Texas Governor Greg Abbott said in a press briefing that the attack was "one of the most heinous attacks that we've ever seen in the history of Texas schools." He also called for all Texans to hold a moment of silence on May 21 at 10:00 AM CDT in honor of the victims, their families and first responders.
Texas Lieutenant Governor Dan Patrick said the design of Texas schools with "too many entrances and too many exits" may have to be reconsidered. He said the issue is "not about the guns, it's about us."
The organizers of the March for Our Lives, from the Stoneman Douglas High School shooting three months earlier, tweeted "Though this is the 22nd school shooting this year, we urge those reading this not to sweep it under the rug and forget."
John Barnes, a police officer wounded in the shooting rampage, was hailed as a hero for tackling the shooter and saving many lives despite blood loss.
The Santa Fe Independent School District has an active shooter plan, and two armed police officers that interacted with students in the school. In the year prior to the shooting, the school district leadership made plans to arm teachers and staff through the Texas School Marshal Program. After the shooting, the president of the school district's Board of Trustees said the district's policies and procedures worked, and that it was not the failure of the procedures that accounted for the incident, adding someone intent on entering the school to create havoc would be able to do so in any event.

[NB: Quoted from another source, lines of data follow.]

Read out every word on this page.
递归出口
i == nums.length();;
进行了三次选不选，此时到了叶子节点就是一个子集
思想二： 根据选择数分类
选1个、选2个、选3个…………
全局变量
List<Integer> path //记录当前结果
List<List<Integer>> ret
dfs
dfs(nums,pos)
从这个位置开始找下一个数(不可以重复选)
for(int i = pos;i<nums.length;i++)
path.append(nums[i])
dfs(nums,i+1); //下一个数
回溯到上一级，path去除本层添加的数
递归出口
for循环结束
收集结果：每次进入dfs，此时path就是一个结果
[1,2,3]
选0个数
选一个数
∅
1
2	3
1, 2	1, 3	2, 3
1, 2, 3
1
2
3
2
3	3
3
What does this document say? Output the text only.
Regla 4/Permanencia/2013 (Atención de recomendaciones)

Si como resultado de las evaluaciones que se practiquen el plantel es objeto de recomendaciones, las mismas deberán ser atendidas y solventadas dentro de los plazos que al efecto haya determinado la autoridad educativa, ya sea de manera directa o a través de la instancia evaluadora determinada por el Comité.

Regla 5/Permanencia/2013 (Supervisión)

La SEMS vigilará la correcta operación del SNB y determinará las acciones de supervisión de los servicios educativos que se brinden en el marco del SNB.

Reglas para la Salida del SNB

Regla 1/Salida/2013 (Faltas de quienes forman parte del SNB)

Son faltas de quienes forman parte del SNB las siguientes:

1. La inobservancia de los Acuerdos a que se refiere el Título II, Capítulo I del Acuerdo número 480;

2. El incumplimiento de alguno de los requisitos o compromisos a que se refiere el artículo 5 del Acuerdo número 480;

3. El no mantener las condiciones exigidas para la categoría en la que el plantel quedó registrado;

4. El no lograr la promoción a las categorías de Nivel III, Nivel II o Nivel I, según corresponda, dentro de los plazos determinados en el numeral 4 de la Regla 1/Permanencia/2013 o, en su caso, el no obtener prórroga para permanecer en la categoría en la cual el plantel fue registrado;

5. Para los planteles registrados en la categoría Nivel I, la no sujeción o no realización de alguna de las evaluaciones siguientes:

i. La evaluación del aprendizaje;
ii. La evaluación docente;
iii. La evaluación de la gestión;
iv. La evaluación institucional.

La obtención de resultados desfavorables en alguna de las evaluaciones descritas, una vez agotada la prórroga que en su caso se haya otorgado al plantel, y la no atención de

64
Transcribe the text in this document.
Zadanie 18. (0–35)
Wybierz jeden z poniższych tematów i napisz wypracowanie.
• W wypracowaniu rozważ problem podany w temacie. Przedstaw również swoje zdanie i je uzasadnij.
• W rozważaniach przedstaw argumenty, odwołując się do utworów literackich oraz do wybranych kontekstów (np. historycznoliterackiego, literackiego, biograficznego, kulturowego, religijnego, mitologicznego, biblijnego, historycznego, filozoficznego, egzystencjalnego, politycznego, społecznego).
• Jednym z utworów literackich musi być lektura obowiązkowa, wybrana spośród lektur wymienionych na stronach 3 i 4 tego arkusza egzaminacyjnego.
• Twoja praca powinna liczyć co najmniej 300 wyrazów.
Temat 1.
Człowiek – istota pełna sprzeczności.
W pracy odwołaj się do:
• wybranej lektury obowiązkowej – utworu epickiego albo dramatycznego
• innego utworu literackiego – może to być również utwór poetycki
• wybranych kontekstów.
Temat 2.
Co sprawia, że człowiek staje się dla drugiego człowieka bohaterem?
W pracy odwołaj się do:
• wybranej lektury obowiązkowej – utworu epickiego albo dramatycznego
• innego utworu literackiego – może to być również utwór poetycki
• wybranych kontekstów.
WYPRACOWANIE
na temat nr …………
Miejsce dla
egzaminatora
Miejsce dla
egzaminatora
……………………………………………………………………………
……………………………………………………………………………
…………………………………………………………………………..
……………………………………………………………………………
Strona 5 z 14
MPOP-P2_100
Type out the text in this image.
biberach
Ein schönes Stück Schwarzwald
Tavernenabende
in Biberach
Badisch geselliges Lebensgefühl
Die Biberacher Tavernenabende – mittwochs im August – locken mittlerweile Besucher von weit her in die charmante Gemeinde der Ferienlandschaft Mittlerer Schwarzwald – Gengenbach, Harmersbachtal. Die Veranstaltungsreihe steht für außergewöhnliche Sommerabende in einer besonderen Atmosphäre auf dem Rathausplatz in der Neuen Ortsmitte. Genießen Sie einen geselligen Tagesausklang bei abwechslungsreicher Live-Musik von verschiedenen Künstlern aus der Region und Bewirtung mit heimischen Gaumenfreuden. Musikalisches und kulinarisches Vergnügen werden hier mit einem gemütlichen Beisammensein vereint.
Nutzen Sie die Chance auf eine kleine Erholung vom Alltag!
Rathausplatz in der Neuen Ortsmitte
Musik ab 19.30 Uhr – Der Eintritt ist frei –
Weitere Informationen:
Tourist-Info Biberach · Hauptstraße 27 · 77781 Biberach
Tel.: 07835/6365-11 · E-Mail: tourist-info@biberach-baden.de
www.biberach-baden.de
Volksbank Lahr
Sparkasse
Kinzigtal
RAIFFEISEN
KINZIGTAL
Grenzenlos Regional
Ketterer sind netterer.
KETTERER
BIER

As a result of the mass shooting, the district plans to renovate the northwest area of the campus, including sealing off the art rooms in which the shooting occurred as well as the adjacent hallway. A new hallway and counselor's office will be installed. A new protection plan was unveiled for the 2018-2019 school year with metal detectors at each entrance and police officers will patrol the campus with donated AR-15s equipped with rifle optics.
Students organized a candlelight vigil on May 18. Ten white crosses have been placed in front of the school to memorialize the deceased. The white crosses were removed prior to the start of the 2018/19 school year.
Fundraisers and support
Blood drives were set up to support the local hospitals.
Houston Texans football player J. J. Watt offered to pay the funeral expenses of all the deceased. Local funeral homes, florists, pastors offered heavily discounted or free rates for families of the deceased.
On May 26, 2018, multiple fundraisers were held to raise money. One local business sponsored a fundraiser which brought in $257,000 for the victims.
The following Monday there were five arrests in the Greater Houston area for bringing weapons to school or making threats in the Friendswood, Huffman, Cleveland, Clear Creek, and Texas City Independent School Districts.